The legal sources consulted by Europa Press explain that Organic Law 10/2022 on the Comprehensive Guarantee of Sexual Freedom has caused the crime of sexual assault to absorb that of sexual abuse, which means that a crime that until now included a more serious conduct incorporate a less serious one, so the criminal range has also been expanded to cover the entire range of behaviors now punishable as sexual assault.

This implies that those already convicted could benefit from a lower lower limit in the criminal range, which has led to the fact that both ex officio and at the request of the defense judges and courts have begun to review the final sentences (those that are no longer may appeal) because the Penal Code (CP) imposes in its article 2.2 that the law most favorable to the accused should always be applied.

In these appeals against firm convictions, the sources warn that the judges are conditioned by the sentence, because since it is already closed, they cannot discuss the facts that the sentencing court considered proven and those that were not, nor question the criminal assessment that it made of them. .

The sources emphasize that in cases in which the court has expressly said in the sentence that it sentenced for the minimum sentence because it believes that it is just punishment, the judges who have to review these sentences will have practically no room for maneuver. “It will be mathematics,” they illustrate, adding that the operation consists of replacing what was previously the lowest penalty with the new lower limit.

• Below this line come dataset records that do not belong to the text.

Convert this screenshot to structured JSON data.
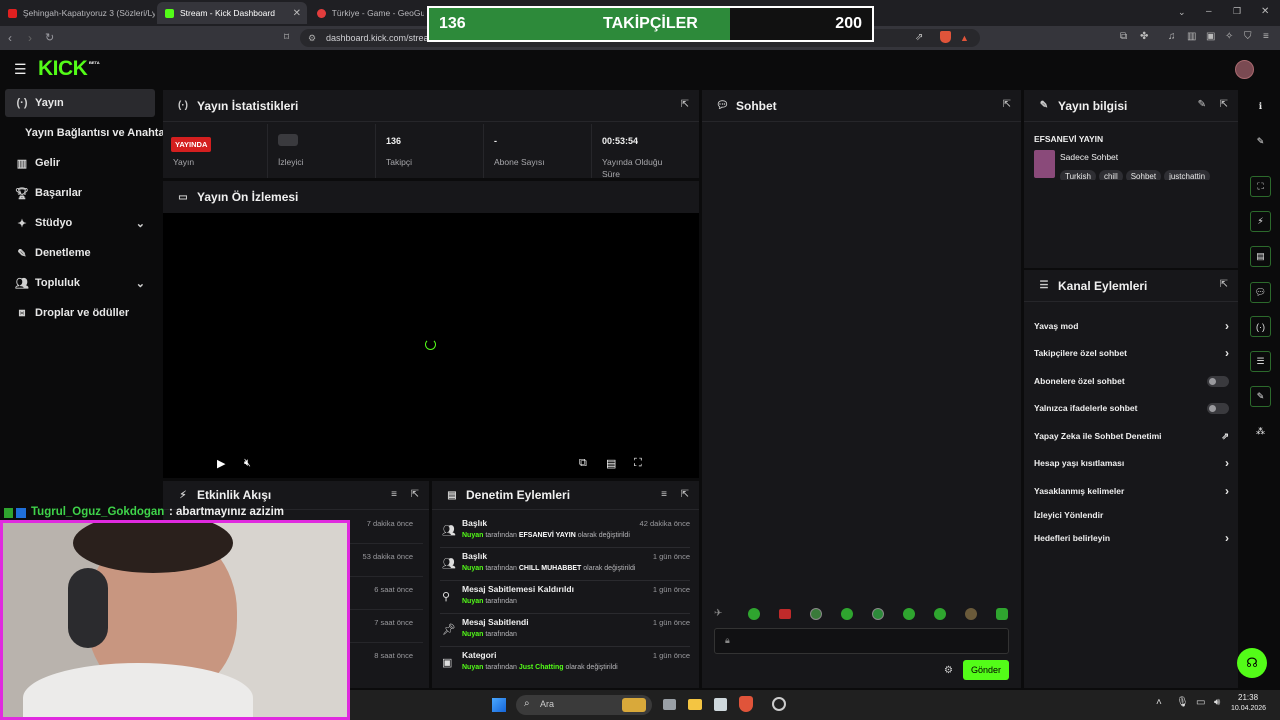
{
  "browser": {
    "tabs": [
      {
        "label": "Şehingah-Kapatıyoruz 3 (Sözleri/Lyric"
      },
      {
        "label": "Stream - Kick Dashboard"
      },
      {
        "label": "Türkiye - Game - GeoGuess"
      }
    ],
    "url": "dashboard.kick.com/strea"
  },
  "overlay": {
    "current": "136",
    "title": "TAKİPÇİLER",
    "goal": "200",
    "progress": 0.68
  },
  "app": {
    "logo": "KICK",
    "logo_badge": "BETA"
  },
  "sidebar": {
    "items": [
      {
        "label": "Yayın"
      },
      {
        "label": "Yayın Bağlantısı ve Anahtarı"
      },
      {
        "label": "Gelir"
      },
      {
        "label": "Başarılar"
      },
      {
        "label": "Stüdyo"
      },
      {
        "label": "Denetleme"
      },
      {
        "label": "Topluluk"
      },
      {
        "label": "Droplar ve ödüller"
      }
    ]
  },
  "stats": {
    "title": "Yayın İstatistikleri",
    "live_badge": "YAYINDA",
    "items": [
      {
        "value": "",
        "label": "Yayın"
      },
      {
        "value": "",
        "label": "İzleyici"
      },
      {
        "value": "136",
        "label": "Takipçi"
      },
      {
        "value": "-",
        "label": "Abone Sayısı"
      },
      {
        "value": "00:53:54",
        "label": "Yayında Olduğu Süre"
      }
    ]
  },
  "preview": {
    "title": "Yayın Ön İzlemesi"
  },
  "activity": {
    "title": "Etkinlik Akışı",
    "times": [
      "7 dakika önce",
      "53 dakika önce",
      "6 saat önce",
      "7 saat önce",
      "8 saat önce"
    ]
  },
  "chat_overlay": {
    "user": "Tugrul_Oguz_Gokdogan",
    "message": ": abartmayınız azizim"
  },
  "moderation": {
    "title": "Denetim Eylemleri",
    "items": [
      {
        "title": "Başlık",
        "time": "42 dakika önce",
        "user": "Nuyan",
        "mid": "tarafından",
        "value": "EFSANEVİ YAYIN",
        "tail": "olarak değiştirildi"
      },
      {
        "title": "Başlık",
        "time": "1 gün önce",
        "user": "Nuyan",
        "mid": "tarafından",
        "value": "CHILL MUHABBET",
        "tail": "olarak değiştirildi"
      },
      {
        "title": "Mesaj Sabitlemesi Kaldırıldı",
        "time": "1 gün önce",
        "user": "Nuyan",
        "mid": "tarafından",
        "value": "",
        "tail": ""
      },
      {
        "title": "Mesaj Sabitlendi",
        "time": "1 gün önce",
        "user": "Nuyan",
        "mid": "tarafından",
        "value": "",
        "tail": ""
      },
      {
        "title": "Kategori",
        "time": "1 gün önce",
        "user": "Nuyan",
        "mid": "tarafından",
        "value": "Just Chatting",
        "tail": "olarak değiştirildi"
      }
    ]
  },
  "chat": {
    "title": "Sohbet",
    "send": "Gönder"
  },
  "info": {
    "title": "Yayın bilgisi",
    "stream_title": "EFSANEVİ YAYIN",
    "category": "Sadece Sohbet",
    "tags": [
      "Turkish",
      "chill",
      "Sohbet",
      "justchattin"
    ]
  },
  "channel_actions": {
    "title": "Kanal Eylemleri",
    "items": [
      {
        "label": "Yavaş mod"
      },
      {
        "label": "Takipçilere özel sohbet"
      },
      {
        "label": "Abonelere özel sohbet"
      },
      {
        "label": "Yalnızca ifadelerle sohbet"
      },
      {
        "label": "Yapay Zeka ile Sohbet Denetimi"
      },
      {
        "label": "Hesap yaşı kısıtlaması"
      },
      {
        "label": "Yasaklanmış kelimeler"
      },
      {
        "label": "İzleyici Yönlendir"
      },
      {
        "label": "Hedefleri belirleyin"
      }
    ]
  },
  "taskbar": {
    "search": "Ara",
    "time": "21:38",
    "date": "10.04.2026"
  }
}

Outside of these cases, that is, when the ruling does not bind them to the lower sentence, the sources indicate that the judges will be able to modulate the sentences that they must review, although always conditioned by the final sentence.

In this sense, they recall that the fifth transitory provision introduced in the 1995 penal reform establishes that “said judges or courts will proceed to review final sentences and those in which the offender is actually serving the sentence, applying the most favorable provision considered exhaustively and not by the exercise of judicial discretion”.

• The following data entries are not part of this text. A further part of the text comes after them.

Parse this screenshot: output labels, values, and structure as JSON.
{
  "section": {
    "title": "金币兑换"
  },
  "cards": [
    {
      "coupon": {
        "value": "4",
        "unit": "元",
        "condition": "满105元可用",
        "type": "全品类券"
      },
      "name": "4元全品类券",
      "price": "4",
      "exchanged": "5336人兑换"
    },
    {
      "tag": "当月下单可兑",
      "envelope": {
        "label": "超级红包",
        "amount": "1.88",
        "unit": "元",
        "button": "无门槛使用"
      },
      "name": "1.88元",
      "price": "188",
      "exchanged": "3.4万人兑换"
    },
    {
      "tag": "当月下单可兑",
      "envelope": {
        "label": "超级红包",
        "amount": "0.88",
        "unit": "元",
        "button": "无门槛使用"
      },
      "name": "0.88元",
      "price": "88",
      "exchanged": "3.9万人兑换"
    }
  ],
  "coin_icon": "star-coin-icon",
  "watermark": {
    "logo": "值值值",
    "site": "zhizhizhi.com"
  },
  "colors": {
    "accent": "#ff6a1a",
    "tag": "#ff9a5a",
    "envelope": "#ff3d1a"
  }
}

And that “in custodial sentences, this CP will not be considered more favorable when the duration of the previous sentence imposed on the act with its circumstances is also taxable under the new CP”.

The ‘law of only yes is yes’ will also impact sentences that are not final and are under appeal, either on appeal or in cassation before the Supreme Court, which will push these courts to study the effects of the new law on the rulings confirming or modifying these sentences.

The sources emphasize that the specific case will have to be analyzed again, because although they are not final sentences, the court cannot carry out a new trial or disrupt the account of proven facts. The interpretation will go hand in hand with the casuistry, summary.

It is expected that the Criminal Chamber of the TS will rule in less than a month on the new law for the appeals that it has pending, including that of a 53-year-old man who was sentenced to 12 years in prison by the Court Provincial of the Balearic Islands for a sexual assault on his underage niece in 2014 in Mallorca. The defense has asked the Second Chamber to reduce the sentence for the ‘only yes is yes’.

In addition, on November 29, the Second Chamber will study the appeals of the ‘Arandina case’. The Supreme Court has addressed the Prosecutor’s Office, the other accusations and the defenses of the former players convicted of crimes of sexual assault, so that they can rule on whether they consider that the ‘only yes is yes’ law can affect the sentence.